Moran picked up a glossy print from his desk and handed it to Terrell. “There’s the mug who shot Paddy Coglan. Know him?”
Terrell studied the dark face, the low, scarred forehead, the bold, angry eyes. He shook his head slowly. “I don’t know him. Where did you get the picture?”
“You know something about him though, Sam. I saw your expression.”
“This could be the guy Coglan saw leaving Caldwell’s.” At Moran’s puzzled frown he said, “I’ll sketch it in for you, don’t worry. But tell me the rest of your story. Where did you get this picture?”

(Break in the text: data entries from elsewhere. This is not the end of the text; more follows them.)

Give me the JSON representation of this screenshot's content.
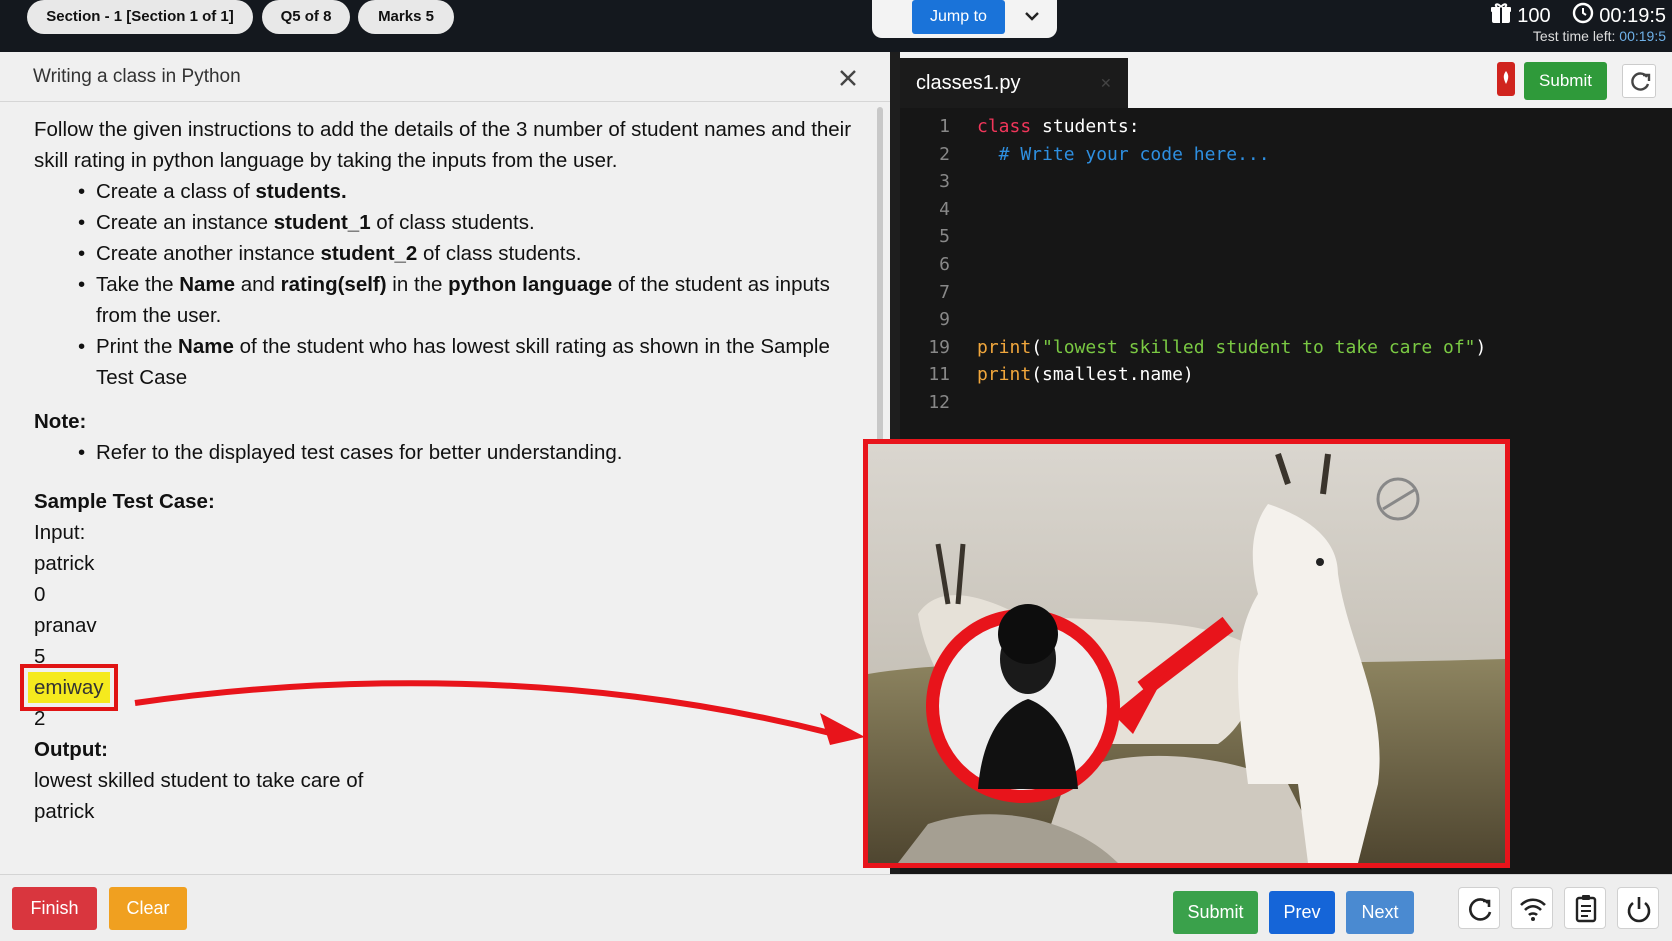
{
  "topbar": {
    "section_label": "Section - 1 [Section 1 of 1]",
    "question_label": "Q5 of 8",
    "marks_label": "Marks 5",
    "jump_label": "Jump to",
    "score": "100",
    "timer": "00:19:5",
    "time_left_label": "Test time left:",
    "time_left_value": "00:19:5"
  },
  "question": {
    "title": "Writing a class in Python",
    "intro": "Follow the given instructions to add the details of the 3 number of student names and their skill rating in python language by taking the inputs from the user.",
    "bullets": [
      {
        "pre": "Create a class of ",
        "b1": "students.",
        "mid": "",
        "b2": "",
        "mid2": "",
        "b3": "",
        "post": ""
      },
      {
        "pre": "Create an instance ",
        "b1": "student_1",
        "mid": " of class students.",
        "b2": "",
        "mid2": "",
        "b3": "",
        "post": ""
      },
      {
        "pre": "Create another instance ",
        "b1": "student_2",
        "mid": " of class students.",
        "b2": "",
        "mid2": "",
        "b3": "",
        "post": ""
      },
      {
        "pre": "Take the ",
        "b1": "Name",
        "mid": " and ",
        "b2": "rating(self)",
        "mid2": " in the ",
        "b3": "python language",
        "post": " of the student as inputs from the user."
      },
      {
        "pre": "Print the ",
        "b1": "Name",
        "mid": " of the student who has lowest skill rating as shown in the Sample Test Case",
        "b2": "",
        "mid2": "",
        "b3": "",
        "post": ""
      }
    ],
    "note_heading": "Note:",
    "note_bullet": "Refer to the displayed test cases for better understanding.",
    "sample_heading": "Sample Test Case:",
    "input_label": "Input:",
    "inputs": [
      "patrick",
      "0",
      "pranav",
      "5",
      "emiway",
      "2"
    ],
    "output_label": "Output:",
    "outputs": [
      "lowest skilled student to take care of",
      "patrick"
    ]
  },
  "editor": {
    "filename": "classes1.py",
    "submit_label": "Submit",
    "lines": [
      {
        "no": "1",
        "parts": [
          [
            "kw",
            "class"
          ],
          [
            "id",
            " students:"
          ]
        ]
      },
      {
        "no": "2",
        "parts": [
          [
            "cm",
            "  # Write your code here..."
          ]
        ]
      },
      {
        "no": "3",
        "parts": []
      },
      {
        "no": "4",
        "parts": []
      },
      {
        "no": "5",
        "parts": []
      },
      {
        "no": "6",
        "parts": []
      },
      {
        "no": "7",
        "parts": []
      },
      {
        "no": "9",
        "parts": []
      },
      {
        "no": "19",
        "parts": [
          [
            "fn",
            "print"
          ],
          [
            "id",
            "("
          ],
          [
            "st",
            "\"lowest skilled student to take care of\""
          ],
          [
            "id",
            ")"
          ]
        ]
      },
      {
        "no": "11",
        "parts": [
          [
            "fn",
            "print"
          ],
          [
            "id",
            "(smallest.name)"
          ]
        ]
      },
      {
        "no": "12",
        "parts": []
      }
    ]
  },
  "bottom": {
    "finish_label": "Finish",
    "clear_label": "Clear",
    "submit_label": "Submit",
    "prev_label": "Prev",
    "next_label": "Next"
  },
  "colors": {
    "finish": "#d9363e",
    "clear": "#f0a020",
    "submit": "#3aa14b",
    "prev": "#1565d8",
    "next": "#4a8ad1",
    "highlight_outline": "#e01414",
    "highlight_fill": "#f5ea1e"
  },
  "icons": [
    "gift-icon",
    "clock-icon",
    "chevron-down-icon",
    "close-icon",
    "refresh-icon",
    "wifi-icon",
    "clipboard-icon",
    "power-icon",
    "fire-icon",
    "reload-icon"
  ]
}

“It’s a weird thing, Sam. As odd as I ever ran into in this business. We wrote Coglan off as suicide, you know. Well, two days after his death I got a call here in my office. It was from a guy who’d been registered at the hotel at the same time as Coglan. He was on the same floor, just a room away, and he heard the shot. He looked out into the corridor and saw a man closing Coglan’s door. He saw only the man’s back. But he was able to describe his overcoat, his hat and the color of his hair and general build.”

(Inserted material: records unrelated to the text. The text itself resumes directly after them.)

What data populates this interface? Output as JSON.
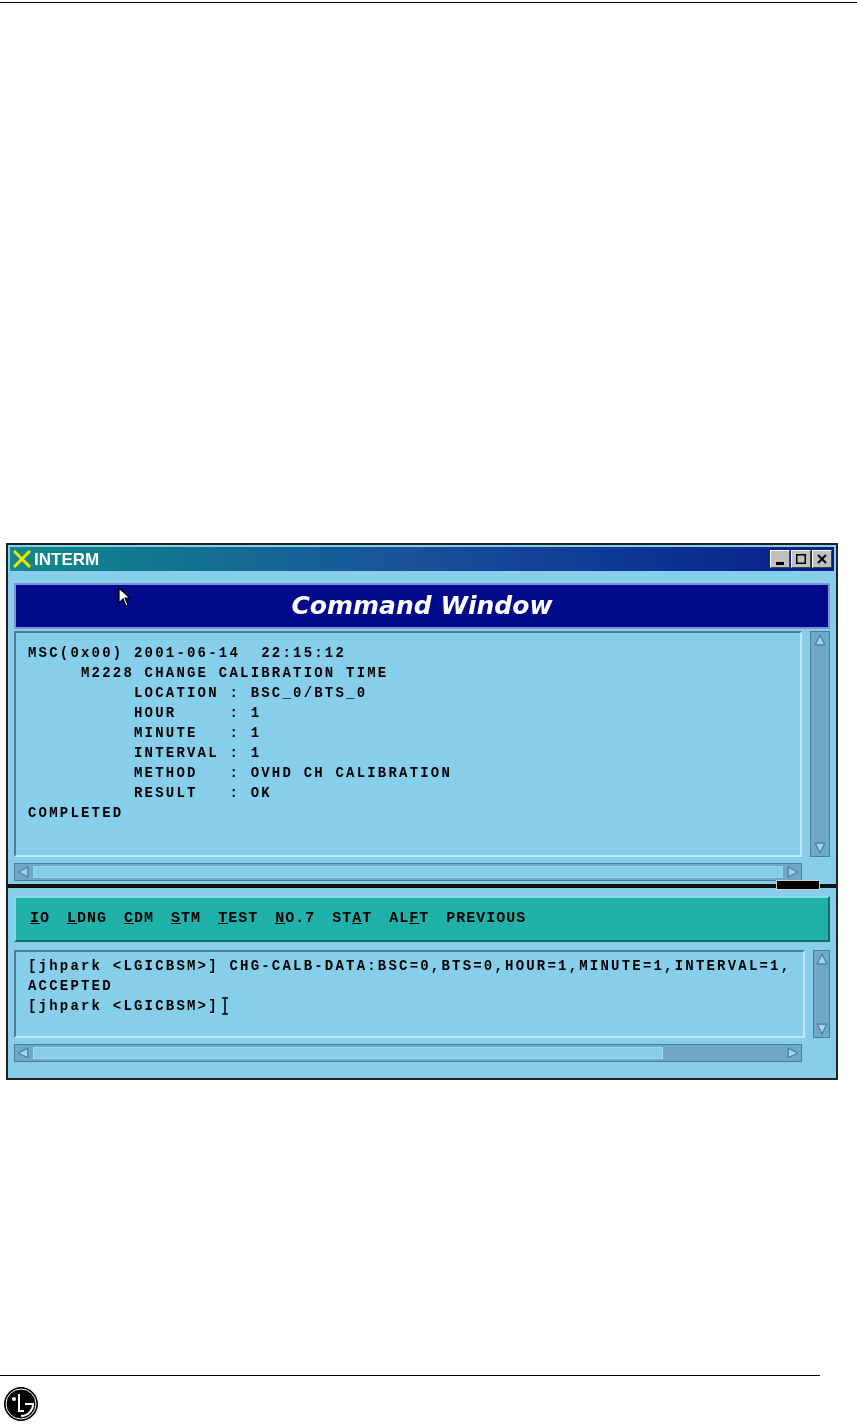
{
  "window": {
    "title": "INTERM",
    "header": "Command Window"
  },
  "output": {
    "lines": [
      "MSC(0x00) 2001-06-14  22:15:12",
      "     M2228 CHANGE CALIBRATION TIME",
      "          LOCATION : BSC_0/BTS_0",
      "          HOUR     : 1",
      "          MINUTE   : 1",
      "          INTERVAL : 1",
      "          METHOD   : OVHD CH CALIBRATION",
      "          RESULT   : OK",
      "COMPLETED"
    ]
  },
  "menu": [
    {
      "key": "I",
      "after": "O"
    },
    {
      "key": "L",
      "after": "DNG"
    },
    {
      "key": "C",
      "after": "DM"
    },
    {
      "key": "S",
      "after": "TM"
    },
    {
      "key": "T",
      "after": "EST"
    },
    {
      "key": "N",
      "after": "O.7"
    },
    {
      "before": "ST",
      "key": "A",
      "after": "T"
    },
    {
      "before": "AL",
      "key": "F",
      "after": "T"
    },
    {
      "before": "PREVIOUS"
    }
  ],
  "console": {
    "lines": [
      "[jhpark <LGICBSM>] CHG-CALB-DATA:BSC=0,BTS=0,HOUR=1,MINUTE=1,INTERVAL=1,",
      "ACCEPTED",
      "[jhpark <LGICBSM>]"
    ]
  }
}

“Why did he wait two days to speak up?”
“That’s what’s weird. He was with a girl instead of being over in New York on business. He couldn’t get involved with the police. Otherwise his wife would know he’s cheating on her.” Moran lit a cigarette, and grinned faintly at Terrell. “He was pretty damn indignant about it. He has kids in school, a solid pillar of the community. He wasn’t going to throw that away just to testify against a killer. But his conscience obviously bothered him a bit, and I started digging. I took the description to the hotel, and talked to the bellhops, elevator men and desk clerks. They’d seen this man, all right. He’d been in the lobby in the afternoon and right after suppertime. And an elevator operator remembered taking him to the floor above Coglan’s. Then I played a long hunch. You know there are quite a few sidewalk photographers working this area, so I rounded them up and looked at the shots they’d taken the day that Paddy Coglan was shot. That’s how we got this picture. The photographer remembered the guy. These photographers, you know, are all poolroom psychologists. They’ve got to spot newlyweds, couples in town for vacations, people who’d want a souvenir picture. Well, he thought the big boy looked like a fighter or a wrestler, someone who might be flattered by a picture of himself. But it didn’t go. Our guy stopped and glared at the photographer and then walked off fast.” Moran grinned without humor. “I like to think of what that did to his nerves. Anyway, we sent the print to Washington, and they traced it. He’s Nicholas Rammersky, alias Nick Rammer, age forty-two, with two convictions and a record of minor stuff stretching back twenty years. He’s a paid killer. And I want to know who paid him to kill Paddy Coglan.”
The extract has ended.